Reputation: 17408
This is my wants:
age colorred colorgreen colorblue
1 1 0 0
2 0 1 0
3 0 0 1
I can easily create the data as long as the dataframe contains enough rows to represents all levels of factors . I tend to use the package dummies and this works:
library(dummies)
df <- data.frame(
age = c(1,2,3)
, color = c("red", "green", "blue")
)
df$color <- factor(as.character(df$color), ordered = FALSE, levels = c("red", "green", "blue"))
str(df)
df <- dummy.data.frame(df, names = c("color"))
df
However, if the dataframe does not contain enough data I do not obtain the required format:
library(dummies)
df <- data.frame(
age = 33
, color = "red"
)
df$color <- factor(as.character(df$color), ordered = FALSE, levels = c("red", "green", "blue"))
str(df)
df <- dummy.data.frame(df, names = c("color"))
df
is it possible to bake the transformation into some model, which transforms even if the data only contains one row?
Upvotes: 1
Views: 152
Reputation: 173928
You don't really need any packages to do this. In base R you could do:
my_columns <- c("red", "green", "blue")
df <- data.frame(
age = c(1,2,3),
color = c("red", "green", "blue")
)
cbind(age = df$age, `colnames<-`(as.data.frame(t(sapply(df$color,
function(x) as.numeric(x == my_columns)))), my_columns))
#> age red green blue
#> 1 1 1 0 0
#> 2 2 0 1 0
#> 3 3 0 0 1
df <- data.frame(
age = 33, color = "red"
)
cbind(age = df$age, `colnames<-`(as.data.frame(t(sapply(df$color,
function(x) as.numeric(x == my_columns)))), my_columns))
#> age red green blue
#> 1 33 1 0 0
EDIT
A more complete solution allowing processing of multiple columns at once could be achieved by writing a function to handle the logic:
expand_factors <- function(df, columns)
{
for(column in columns){
if(is.character(df[[column]])) df[[column]] <- factor(df[[column]])

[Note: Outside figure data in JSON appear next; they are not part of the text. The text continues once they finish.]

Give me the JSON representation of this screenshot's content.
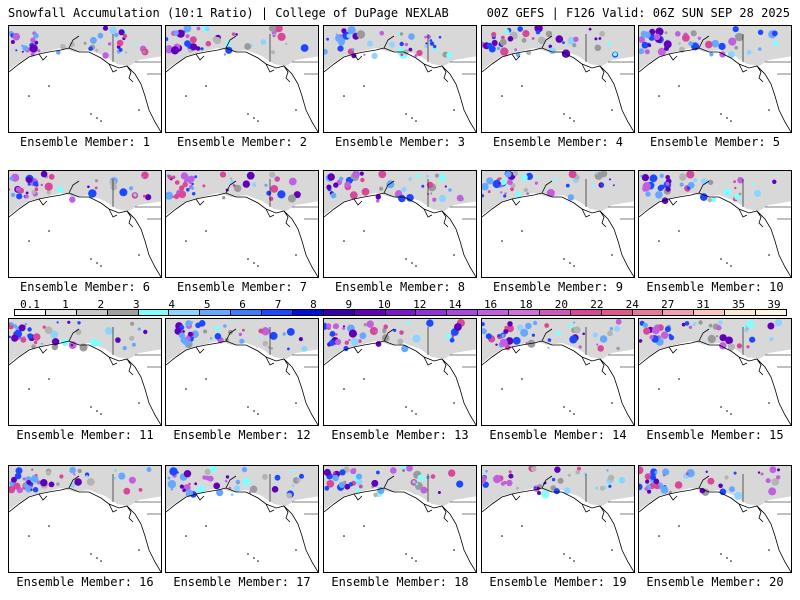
{
  "header": {
    "left": "Snowfall Accumulation (10:1 Ratio) | College of DuPage NEXLAB",
    "right": "00Z GEFS | F126 Valid: 06Z SUN SEP 28 2025"
  },
  "panels": [
    {
      "label": "Ensemble Member: 1"
    },
    {
      "label": "Ensemble Member: 2"
    },
    {
      "label": "Ensemble Member: 3"
    },
    {
      "label": "Ensemble Member: 4"
    },
    {
      "label": "Ensemble Member: 5"
    },
    {
      "label": "Ensemble Member: 6"
    },
    {
      "label": "Ensemble Member: 7"
    },
    {
      "label": "Ensemble Member: 8"
    },
    {
      "label": "Ensemble Member: 9"
    },
    {
      "label": "Ensemble Member: 10"
    },
    {
      "label": "Ensemble Member: 11"
    },
    {
      "label": "Ensemble Member: 12"
    },
    {
      "label": "Ensemble Member: 13"
    },
    {
      "label": "Ensemble Member: 14"
    },
    {
      "label": "Ensemble Member: 15"
    },
    {
      "label": "Ensemble Member: 16"
    },
    {
      "label": "Ensemble Member: 17"
    },
    {
      "label": "Ensemble Member: 18"
    },
    {
      "label": "Ensemble Member: 19"
    },
    {
      "label": "Ensemble Member: 20"
    }
  ],
  "color_scale": {
    "ticks": [
      "0.1",
      "1",
      "2",
      "3",
      "4",
      "5",
      "6",
      "7",
      "8",
      "9",
      "10",
      "12",
      "14",
      "16",
      "18",
      "20",
      "22",
      "24",
      "27",
      "31",
      "35",
      "39"
    ],
    "colors": [
      "#ffffff",
      "#e6e6e6",
      "#c8c8c8",
      "#a0a0a0",
      "#7fffff",
      "#8fd4ff",
      "#66a8ff",
      "#3c7cff",
      "#1c48ff",
      "#0010d8",
      "#3a00a8",
      "#6000b8",
      "#7a18c8",
      "#9032d4",
      "#a848dc",
      "#c060e0",
      "#d070d8",
      "#d058b8",
      "#d84898",
      "#e05888",
      "#e87898",
      "#f0a0b0",
      "#f8c8c0",
      "#fde8d0",
      "#fff6e6"
    ]
  }
}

my_columns <- levels(df[[column]])
mat <- t(sapply(df[[column]], function(x) as.numeric(x == my_columns)))
new_cols <- setNames(as.data.frame(mat), my_columns)
df <- cbind(df[which(names(df) != column)], new_cols)
}
df
}
So that if I had this data frame:
df <- data.frame(age = 1:3,
shoe_size = 4:6,
colors = c("red", "green", "blue"),
fruits = c("apples", "bananas", "cherries"),
temp = factor(rep("cold", 3), levels = c("hot", "cold")))
df
#> age shoe_size colors fruits temp
#> 1 1 4 red apples cold
#> 2 2 5 green bananas cold
#> 3 3 6 blue cherries cold
Then I can expand all the factors I like by doing this:
expand_factors(df, c("colors", "fruits", "temp"))
#> age shoe_size blue green red apples bananas cherries hot cold
#> 1 1 4 0 0 1 1 0 0 0 1
#> 2 2 5 0 1 0 0 1 0 0 1
#> 3 3 6 1 0 0 0 0 1 0 1
Created on 2020-08-20 by the reprex package (v0.3.0)
Upvotes: 2